Querying complex multidimensional data
How will it be possible to precisely express a biological experiment including reagents, cDNA sequences, cell lines, protocols, acquisition systems, and the raw and processed data? Currently, laboratory-management-data systems to seamlessly manage this workflow are still developing, with the major challenge being the balance between standardization and adaptability described above. Search and querying is an absolute requirement that serves the need to explore recorded data for new links and findings. Biological ontologies enable queries across a range of organisms, processes or molecules. Every scientist has had the experience of recalling old results and reinterpreting their meaning in the light of new findings.
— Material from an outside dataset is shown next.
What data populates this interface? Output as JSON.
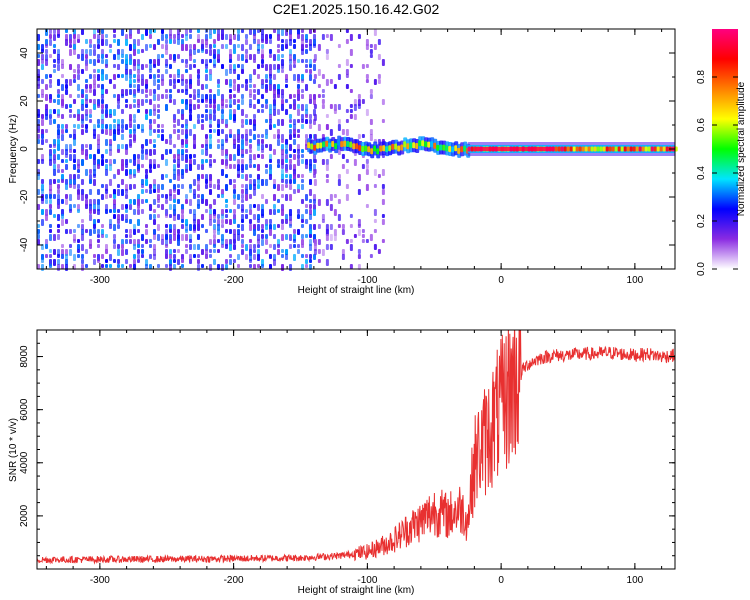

The dominance of relational database technology is, in part, due to the reliability of the queries that report back an exact listing of records that match the search criteria (for example, "select all images owned by Jason of HeLa cells with GFP–CENP-A where interkinetochore distance of kinetochore pairs at metaphase is >800 nm"). The limitation of this approach is the rigid boundaries imposed by the highly structured data models. The popularity of web search engines like Google, which apply a query across all web pages, spanning many sites and types of documents, is due to their breadth and comprehensiveness. The problem with unstructured queries (for example, "Jason HeLa GFP–CENP-A >800") is the underlying fuzziness — the value 800 may match any number of metadata values, so the query produces a longer and much more confusing list of results. Sometimes this is beneficial and the results of a Google search often provide useful surprises. This comparison illustrates what is really needed — a hybrid of structured and fuzzy queries.
The emergence of open-source software tools that offer a search engine "core", which combines free-text indexing with an awareness of relational data structures (see http://lucene.apache.org/; http://www.opensymphony.com/compass/content/hibernate.html), may make it feasible to implement a hybrid search-and-querying engine for experimental biological data. Using these types of tools, it will be possible to support the requirements for flexible searching and querying over structured and semi-structured data, both locally and globally.
Conclusions
Modelling of biological data generates powerful facilities for data management and analysis, and is increasingly important for systems biology. We have focused our discussion on applications in imaging, but the points made are applicable to all forms of large-scale multidimensional data acquisition. The various data representations we have discussed provide the critical metadata that defines the types and relationships needed for data analysis. The defined structure of data models and their physical implementations must be shared and as open as possible, to enable scientists to explore new approaches and methods of analysis.